Let the given triangle be ΔABC.

Then, given, ∠B = 45° and ∠C = 120° and AB + BC + CA = 10.4 cm.

Steps of Construction:

(i) Draw a line segment PQ = 10.4 cm.

(ii) Draw ray PL making an ∠LPQ = 45° at P and ray QM making an ∠MQP = 120° at Q.

(iii) Bisect the ∠LPQ and ∠MQP. Let the intersection point of these bisectors be A.
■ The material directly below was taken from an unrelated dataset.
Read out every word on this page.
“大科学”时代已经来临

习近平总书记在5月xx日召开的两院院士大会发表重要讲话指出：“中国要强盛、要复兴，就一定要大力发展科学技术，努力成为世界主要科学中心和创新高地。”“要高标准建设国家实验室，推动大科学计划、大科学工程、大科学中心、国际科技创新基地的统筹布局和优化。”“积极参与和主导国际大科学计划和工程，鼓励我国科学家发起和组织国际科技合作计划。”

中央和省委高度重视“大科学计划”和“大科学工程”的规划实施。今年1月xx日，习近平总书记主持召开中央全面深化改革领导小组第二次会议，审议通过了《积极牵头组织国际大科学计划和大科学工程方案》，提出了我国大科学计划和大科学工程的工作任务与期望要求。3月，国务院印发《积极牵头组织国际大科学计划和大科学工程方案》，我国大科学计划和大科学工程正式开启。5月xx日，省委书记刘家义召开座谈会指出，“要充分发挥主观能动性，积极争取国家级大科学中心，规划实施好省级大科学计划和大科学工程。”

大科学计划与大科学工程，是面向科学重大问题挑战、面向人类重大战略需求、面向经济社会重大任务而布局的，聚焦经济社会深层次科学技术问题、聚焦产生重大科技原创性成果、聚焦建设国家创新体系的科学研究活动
(iv)Draw the perpendicular bisector ED of AP, which intersect PQ at B.

(v)Draw another perpendicular bisector FG of AQ, which intersect PQ at C.

(vi) Join AB and AC.

Thus, ABC is the required triangle.

Justification:

Since, B lies on the perpendicular bisector ED of AP.

So, AB = BP, then ∠APB = ∠PAB.

Similarly, C lies on the perpendicular bisector FG of AQ.

∴ AC = CQ, then ∠AQC = ∠QAC

Now, BC + CA + AB = BC + CQ + BP = PQ

And ∠ABC = ∠APB + ∠PAB = 2 ∠APB

= ∠LPQ = 45°

Similarly, ∠ACB = ∠AQC + ∠QAC = 2 ∠AQC

= ∠MQP = 120°

Thus, the construction is justified.